I am told to make a link for 3.php and the link should look something like /3?filename=a.txt
with filename as GET parameter name and Ensure GET parameter value is urlencoded using the urlencode( ) function.
but I'm confused how and where I should put urlencode() to make it work.
I'll paste my 2.php code here...I simplified the codes a bit...
<?php
$fileContents = file("./aaa/" . $_GET["course"] . ".txt");
echo "<table border=\"1\">";
foreach($fileContents as $row)
{
echo "<tr>";
$contents = preg_split("/,/", $row);
foreach($contents as $eachline)
{
echo "<td>";
if(!(preg_match("/#/", $eachline)))
{
echo trim(ucfirst($eachline));
}
else
{
echo trim(strtolower($eachline));
}
echo "</td>";
}
echo "</tr>";
}
echo "</table>";
echo "<a href='./1.php'>Choose another txt file</a><br/>";
echo "or<br/>";
echo "<a href='.3.php?'>Work with this txt file</a>";
?>
BUT…the 3.php option must have a query string appended to it: the name of the text file that was selected in 1, so instead of ./3.php, the url should be something such as ./3?filename=asdf.txt
Use “filename” as the GET parameter name.
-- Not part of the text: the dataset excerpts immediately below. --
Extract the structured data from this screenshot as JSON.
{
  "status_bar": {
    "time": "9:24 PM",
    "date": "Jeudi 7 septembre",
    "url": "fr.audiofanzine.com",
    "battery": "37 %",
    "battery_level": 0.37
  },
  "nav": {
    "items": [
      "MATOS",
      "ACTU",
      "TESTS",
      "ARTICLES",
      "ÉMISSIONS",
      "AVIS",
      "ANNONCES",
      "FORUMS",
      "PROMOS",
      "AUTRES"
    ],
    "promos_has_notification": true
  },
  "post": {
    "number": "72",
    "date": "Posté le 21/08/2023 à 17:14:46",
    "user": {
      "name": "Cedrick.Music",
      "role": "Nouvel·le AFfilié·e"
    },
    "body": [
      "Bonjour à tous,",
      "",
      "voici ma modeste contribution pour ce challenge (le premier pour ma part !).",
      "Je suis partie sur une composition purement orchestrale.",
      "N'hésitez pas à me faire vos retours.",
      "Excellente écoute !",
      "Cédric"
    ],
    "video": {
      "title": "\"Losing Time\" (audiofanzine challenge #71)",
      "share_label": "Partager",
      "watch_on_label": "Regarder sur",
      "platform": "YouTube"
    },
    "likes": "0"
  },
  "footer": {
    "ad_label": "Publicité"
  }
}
Ensure the GET parameter value is urlencoded using the urlencode( ) function.
but I'm just not sure how to get it to work....
You can wrap the part that should be url encoded in the function within the string:
$url = 'http://www.google.com?q=' . urlencode($search);
OR in html
http://www.google.com?q=<?php echo urlencode($search); ?>
Where . is the concatenation of 2 outputs.